"Opuszczenie systemu ETS możliwe jest tylko wraz z wyjściem z UE". Wiech tłumaczy zasady handlu emisjami

2022-01-23, 11:36

"Opuszczenie systemu ETS możliwe jest tylko wraz z wyjściem z UE". Wiech tłumaczy zasady handlu emisjami
Polska ma najwyższy w UE współczynnik udziału węgla w miksie energetycznym. Foto: Shutterstock/Peter Gudella

- System handlu emisjami został wprowadzony dyrektywą ETS, która jest prawem wspólnotowym i obowiązuje wszystkich członków UE. Nie ma możliwości jednostronnego wypowiedzenia tego aktu normatywnego.

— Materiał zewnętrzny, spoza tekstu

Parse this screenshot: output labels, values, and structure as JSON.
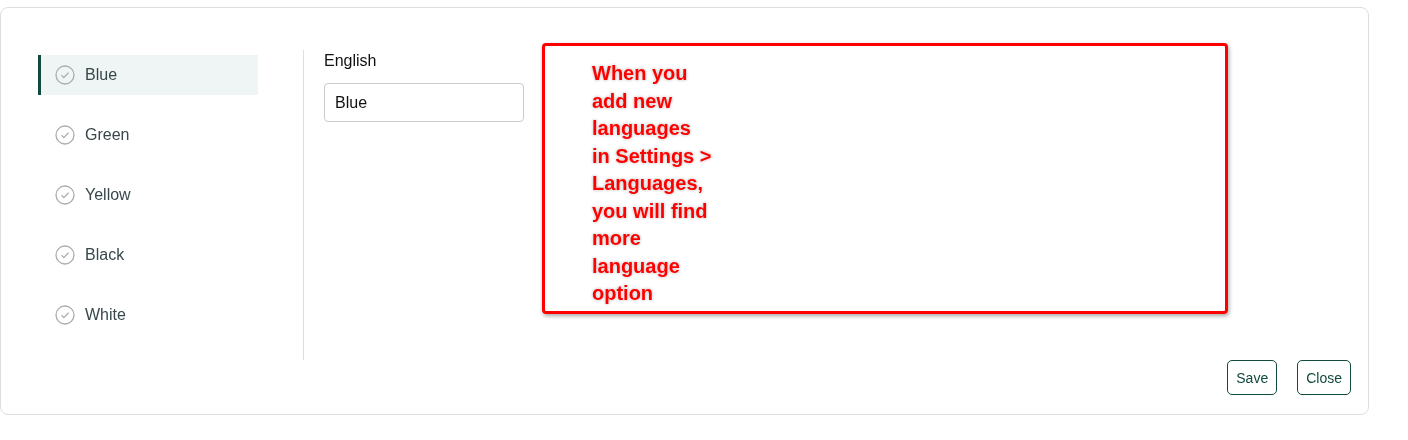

Polska brała udział w tworzeniu tego prawa, zgodziliśmy się na to. Można natomiast działać na rzecz zmiany tego prawa - mówił w Polskim radiu 24 Jakub Wiech z portalu Energetyka24.com.

Posłuchaj

Jakub Wiech o transformacji energetycznej (Temat dnia/Gość PR24)
+
Dodaj do playlisty

Premier Mateusz Morawiecki ocenił, że należy zmienić system handlu limitami emisji CO2, które obecnie podlegają spekulacjom. Kwestia ta została podjęta i omówiona podczas spotkania z szefem łotewskiego rządu Artursem Kriszjanisem Karinszem. Prezes Rady Ministrów wyraził nadzieję, że wszystkie kraje dotknięte wzrostami cen energii będą dążyły do reformy systemu w obrocie limitami emisji.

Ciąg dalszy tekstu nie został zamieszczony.